Moseleyi
Moseleyi

Reputation: 2859

PHP - closing sessions

I have read this topic as I was wondering if it's possible to close a session remotely. It is possible I might not be understanding the topic entirely so please let me know.

Ideally if somebody is logged in to my application and then logs again using different PC - I would like to close the other session without using the database.

I've used this:

session_start();
session_id($ns);
session_destroy();
ob_start(); 
session_start();
session_regenerate_id();

but it doesn't actually destroy the session. Am I doing something incorrectly?

-- edit

Forgot to add few details. I only want to contact the database once - when person logs in again - the current session_id is then added to $ns variable.

But I don't want to access the DB on each page. Before I log somebody in I am reading the session from DB and trying to destroy it and start a new one.

Changed order of session_start() and session_id($ns) and still can't do it

Upvotes: 1

Views: 107

Answers (2)

Max
Max

Reputation: 2643

Store the $_server['remotehost'] in the user table of the database as the user logs on.

Then compare it to the current host every time the user accesses your application.

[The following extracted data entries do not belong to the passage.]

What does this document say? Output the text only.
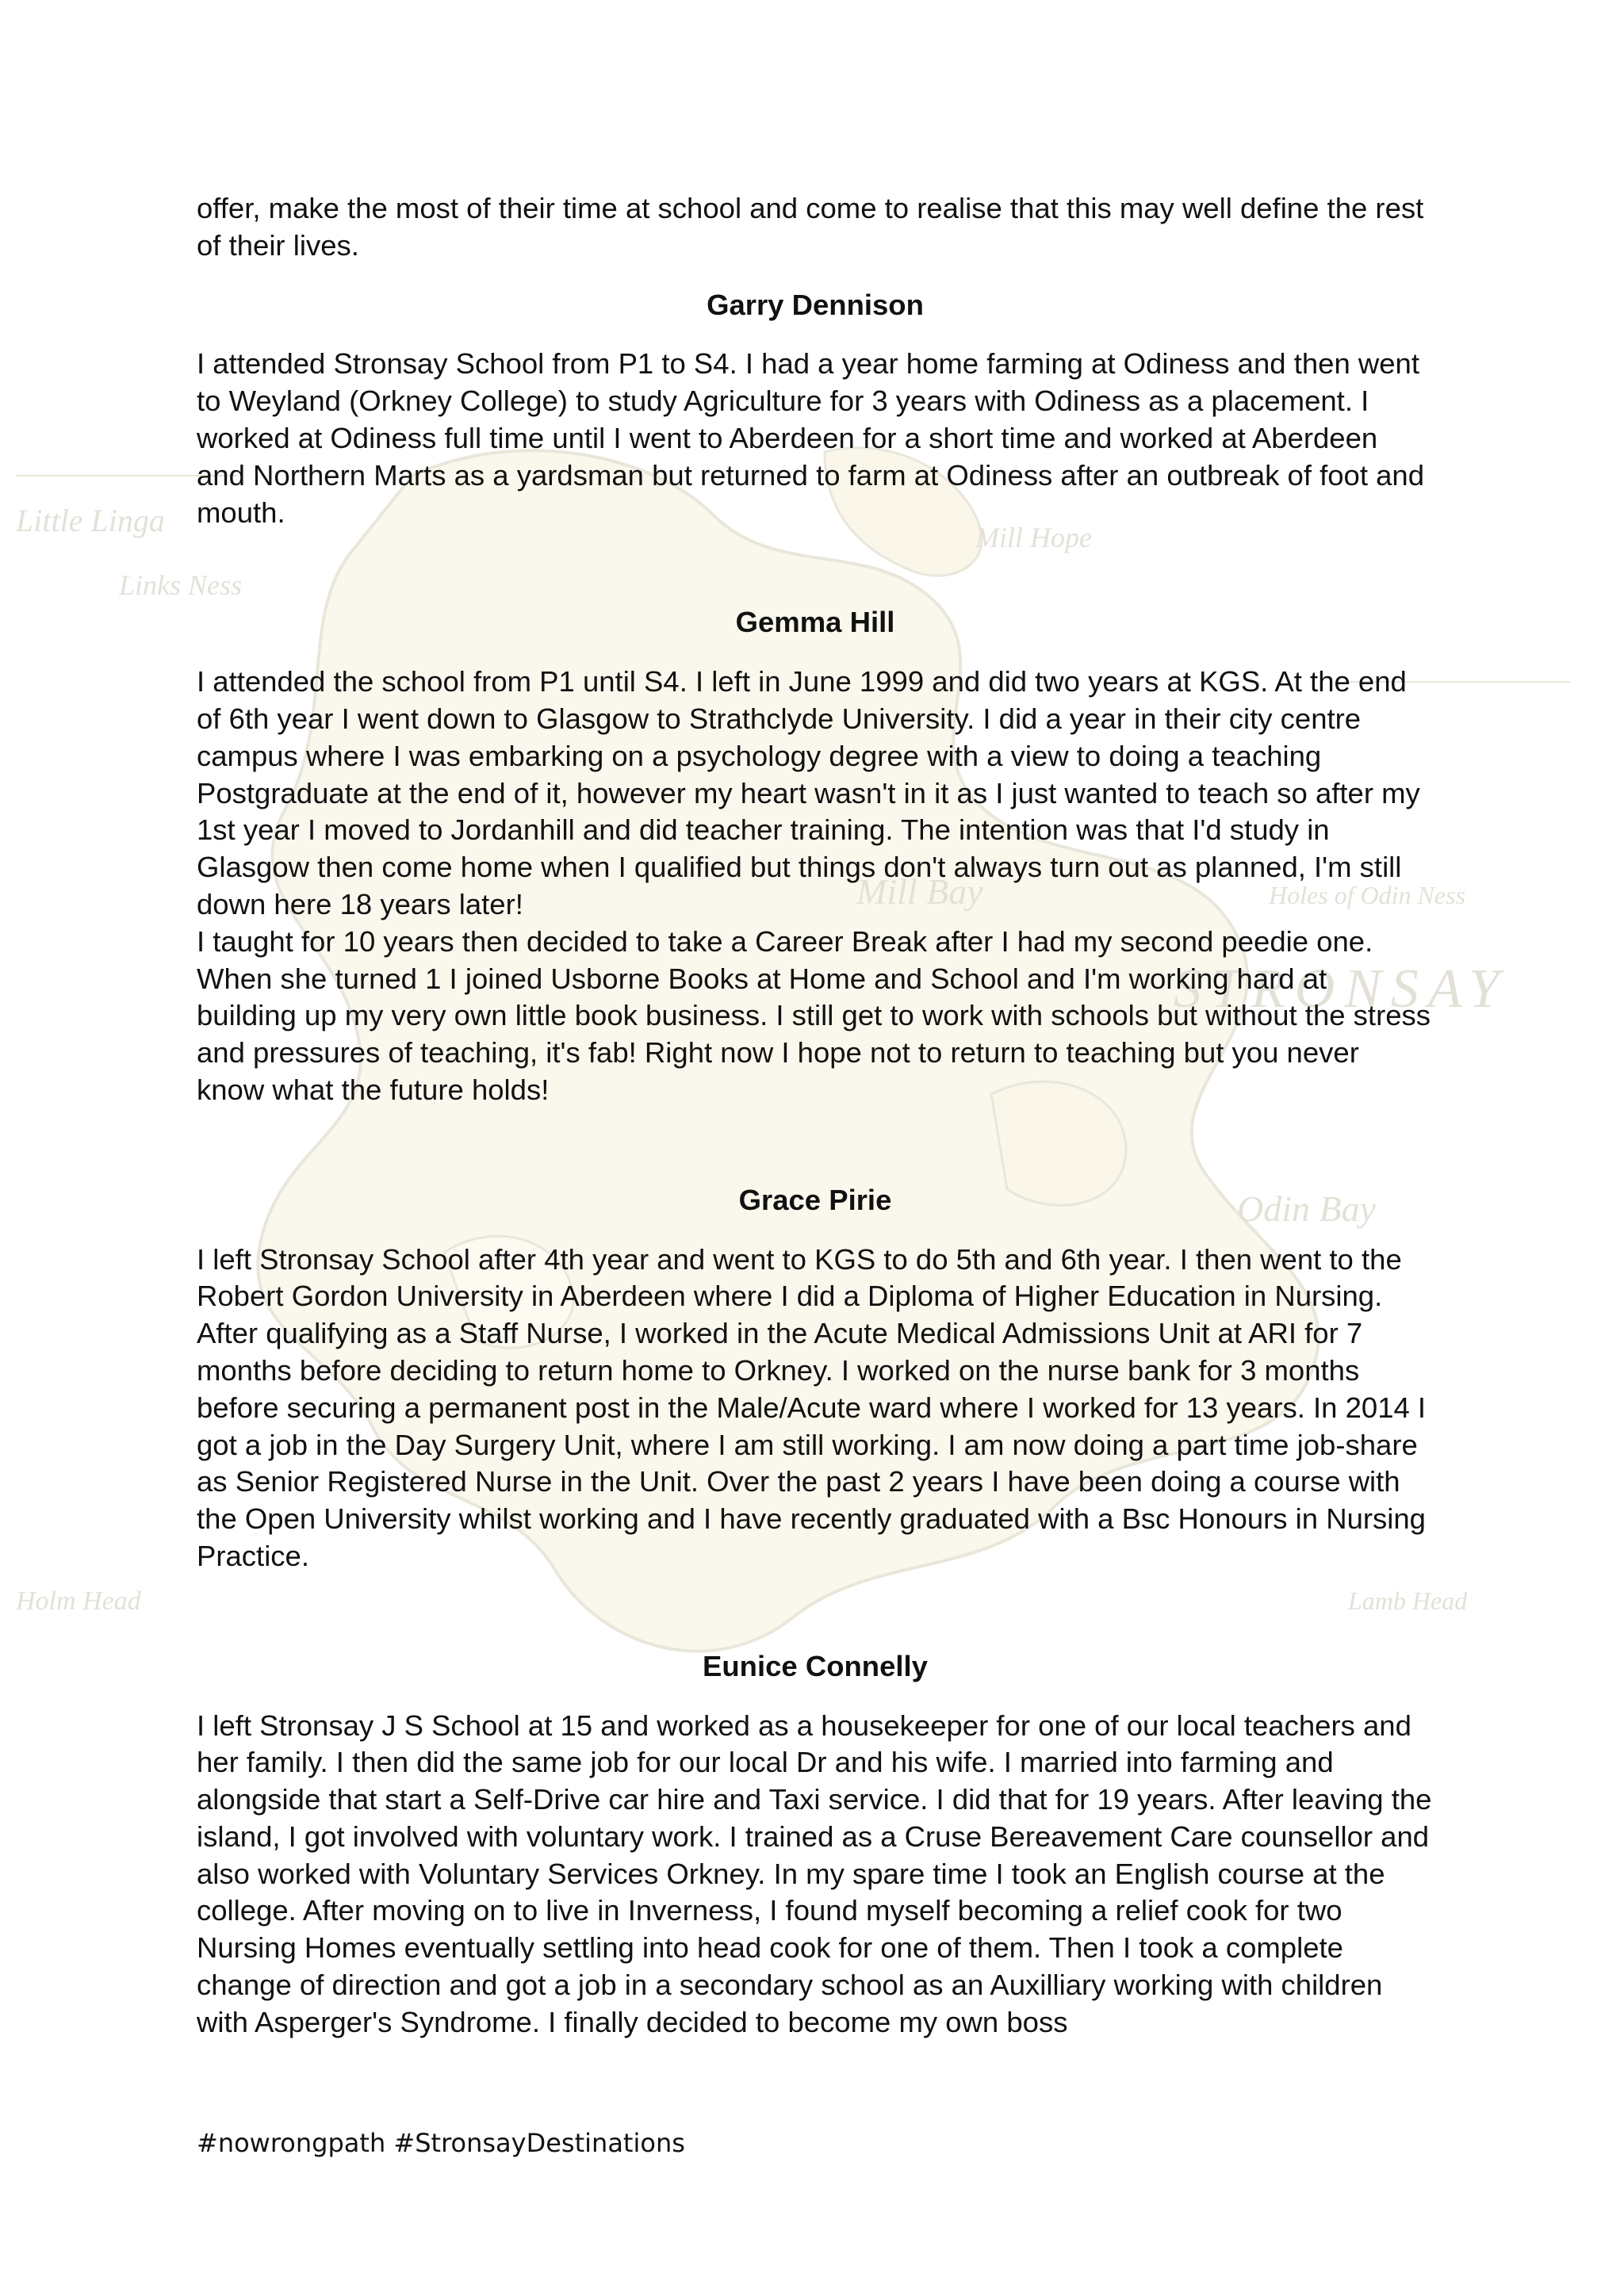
Little Linga
Links Ness
Mill Hope
Mill Bay
Odin Bay
Holes of Odin Ness
STRONSAY
Holm Head	Lamb Head

offer, make the most of their time at school and come to realise that this may well define the rest of their lives.

Garry Dennison

I attended Stronsay School from P1 to S4. I had a year home farming at Odiness and then went to Weyland (Orkney College) to study Agriculture for 3 years with Odiness as a placement. I worked at Odiness full time until I went to Aberdeen for a short time and worked at Aberdeen and Northern Marts as a yardsman but returned to farm at Odiness after an outbreak of foot and mouth.

Gemma Hill

I attended the school from P1 until S4. I left in June 1999 and did two years at KGS. At the end of 6th year I went down to Glasgow to Strathclyde University. I did a year in their city centre campus where I was embarking on a psychology degree with a view to doing a teaching Postgraduate at the end of it, however my heart wasn't in it as I just wanted to teach so after my 1st year I moved to Jordanhill and did teacher training. The intention was that I'd study in Glasgow then come home when I qualified but things don't always turn out as planned, I'm still down here 18 years later!

I taught for 10 years then decided to take a Career Break after I had my second peedie one. When she turned 1 I joined Usborne Books at Home and School and I'm working hard at building up my very own little book business. I still get to work with schools but without the stress and pressures of teaching, it's fab! Right now I hope not to return to teaching but you never know what the future holds!

Grace Pirie

I left Stronsay School after 4th year and went to KGS to do 5th and 6th year. I then went to the Robert Gordon University in Aberdeen where I did a Diploma of Higher Education in Nursing. After qualifying as a Staff Nurse, I worked in the Acute Medical Admissions Unit at ARI for 7 months before deciding to return home to Orkney. I worked on the nurse bank for 3 months before securing a permanent post in the Male/Acute ward where I worked for 13 years. In 2014 I got a job in the Day Surgery Unit, where I am still working. I am now doing a part time job-share as Senior Registered Nurse in the Unit. Over the past 2 years I have been doing a course with the Open University whilst working and I have recently graduated with a Bsc Honours in Nursing Practice.

Eunice Connelly

I left Stronsay J S School at 15 and worked as a housekeeper for one of our local teachers and her family. I then did the same job for our local Dr and his wife. I married into farming and alongside that start a Self-Drive car hire and Taxi service. I did that for 19 years. After leaving the island, I got involved with voluntary work. I trained as a Cruse Bereavement Care counsellor and also worked with Voluntary Services Orkney. In my spare time I took an English course at the college. After moving on to live in Inverness, I found myself becoming a relief cook for two Nursing Homes eventually settling into head cook for one of them. Then I took a complete change of direction and got a job in a secondary school as an Auxilliary working with children with Asperger's Syndrome. I finally decided to become my own boss

#nowrongpath #StronsayDestinations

If they don't match destroy the current session and ask the user to login again.

Upvotes: 1

jbafford
jbafford

Reputation: 5668

When specifying a session id, session_id() must be called before session_start().

If you want to log a user out of other logged in sessions when they log in, you're going to have to do further work, most likely involving the database. Otherwise, you have no way of knowing which session to destroy.

It's generally not necessary to actually destroy the session until it's accessed again, so going through the trouble of getting a session id just so you can destroy it is more work than necessary. But if you really want to do it that way, then you should store the user's session id in the database, and use it to destroy their prior session.

A better approach would be to store a token of some sort (unique string, login time, or something) in both the session and the database that, on each page access, can then be validated. If the token in the database does not match the token in the session, the session is old/invalid and the user can be logged out at that time.